Overview
- - Brent surged back above $100 and WTI neared $96 after Iran’s new supreme leader signaled a prolonged closure of the Strait of Hormuz, triggering broad equity declines from Asia to Wall Street and steep drops in European bank shares.
- - The International Energy Agency approved a 400 million barrel release from strategic reserves and the U.S. will add 172 million barrels from its SPR starting next week, yet energy markets remained volatile.
- - Argentina’s February CPI was 2.9% with core at 3.1%; analysts estimate Brent at $90–$95 could add roughly 1–1.5 percentage points to monthly inflation, with education and fuel seen pressuring March, as Economy Minister Luis Caputo framed current readings as a relative-price correction.

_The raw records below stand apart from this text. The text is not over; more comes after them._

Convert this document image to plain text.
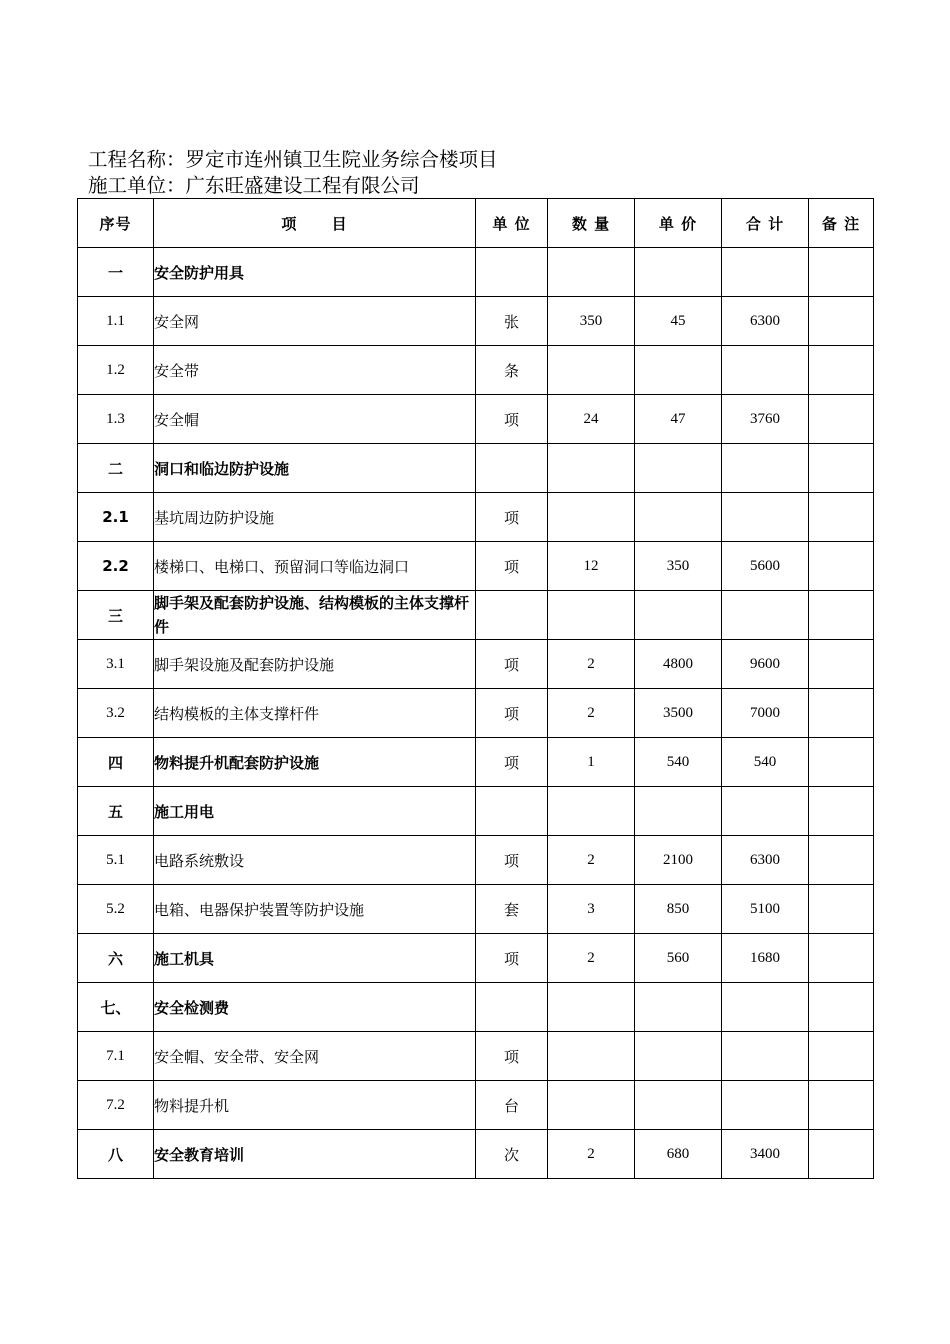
工程名称：罗定市连州镇卫生院业务综合楼项目
施工单位：广东旺盛建设工程有限公司
序号	项 目	单 位	数 量	单 价	合 计	备 注
一	安全防护用具					
1.1	安全网	张	350	45	6300	
1.2	安全带	条				
1.3	安全帽	项	24	47	3760	
二	洞口和临边防护设施					
2.1	基坑周边防护设施	项				
2.2	楼梯口、电梯口、预留洞口等临边洞口	项	12	350	5600	
三	脚手架及配套防护设施、结构模板的主体支撑杆件					
3.1	脚手架设施及配套防护设施	项	2	4800	9600	
3.2	结构模板的主体支撑杆件	项	2	3500	7000	
四	物料提升机配套防护设施	项	1	540	540	
五	施工用电					
5.1	电路系统敷设	项	2	2100	6300	
5.2	电箱、电器保护装置等防护设施	套	3	850	5100	
六	施工机具	项	2	560	1680	
七、	安全检测费					
7.1	安全帽、安全带、安全网	项				
7.2	物料提升机	台				
八	安全教育培训	次	2	680	3400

- - Argentine assets fell alongside global risk: the S&P Merval slipped, ADRs and sovereign bonds declined, and risk premium rose to about 561 basis points, while Coninagro’s new dashboard flagged the dairy sector as in crisis with producer prices effectively frozen.
- - Peru’s Camisea pipeline rupture has driven gas rationing and extreme dispersion in LPG cylinder prices in Lima (S/30.30 to S/120); the central bank held its policy rate at 4.25% and warned of temporarily higher inflation, BBVA Research cut 2026 growth to 2.9%, and the sol closed at S/3.4485 per dollar.